I recognize this one might be tough to let go. You think it’s a way to show you’re a whole person, something fun and unique about your personality. But in most fields, it comes off as a bit unfocused and unprofessional. Instead of a “hobbies” section, think about how these might translate into a skills block or even a volunteer section. Do you have green thumb? Instead of gardening under a hobbies header, a well-placed bullet about your volunteer contributions to your community garden, or, teaching a local course reads much better.

Love tinkering with computers? You’re probably detail oriented, and likely have some other strong IT or coding skills. Granted, we don’t need to turn all of our life hobbies into side hustles, but in this instance you are selling skills and a contribution to a new employer so it’s important to find a better way to shape that narrative.

2 | A Mission Statement

Mission statements are strange beasts. It does look visually lovely to have a nice opening mantra that starts off your resume, but it’s really unnecessary. Mission statements are mostly directional, aspirational, and while they might reflect your values they really aren’t a particular proof point for a future employer.

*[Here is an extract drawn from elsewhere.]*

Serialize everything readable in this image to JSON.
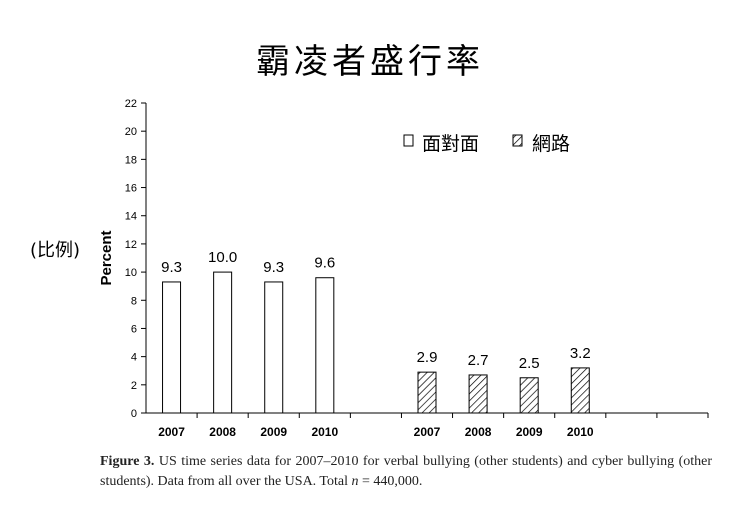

If you have more than 10+ years of relevant experience, you might kick off with a quick summary of your skills and impact to bring your whole career narrative together. Again, if you have less than this amount of professional experience, your resume is likely short enough to not warrant having to spend that extra space on a recap.

3 | Excessive School Details

After about 5 years of professional experience, how you talk about your education should really shift. Earlier on in the job market you’ll want to draw out those academic experiences, maybe discussing leadership roles, associations, work studies abroad, and other opportunities. After a few years, however, it’s important to start slimming that down and focusing again more on outcomes and proof points of academic excellence.

That means that ultimately you might only want to leave things like your GPA, really exceptional awards, and details on any major honors programs or associations. As your experience grows, your historical education references should shrink in relation to your current experience, with the exception of course being more recently experienced training and education opportunities.

Focusing your resume on impact and your professional outcomes gives you a greater chance of catching the eye of the right recruiter.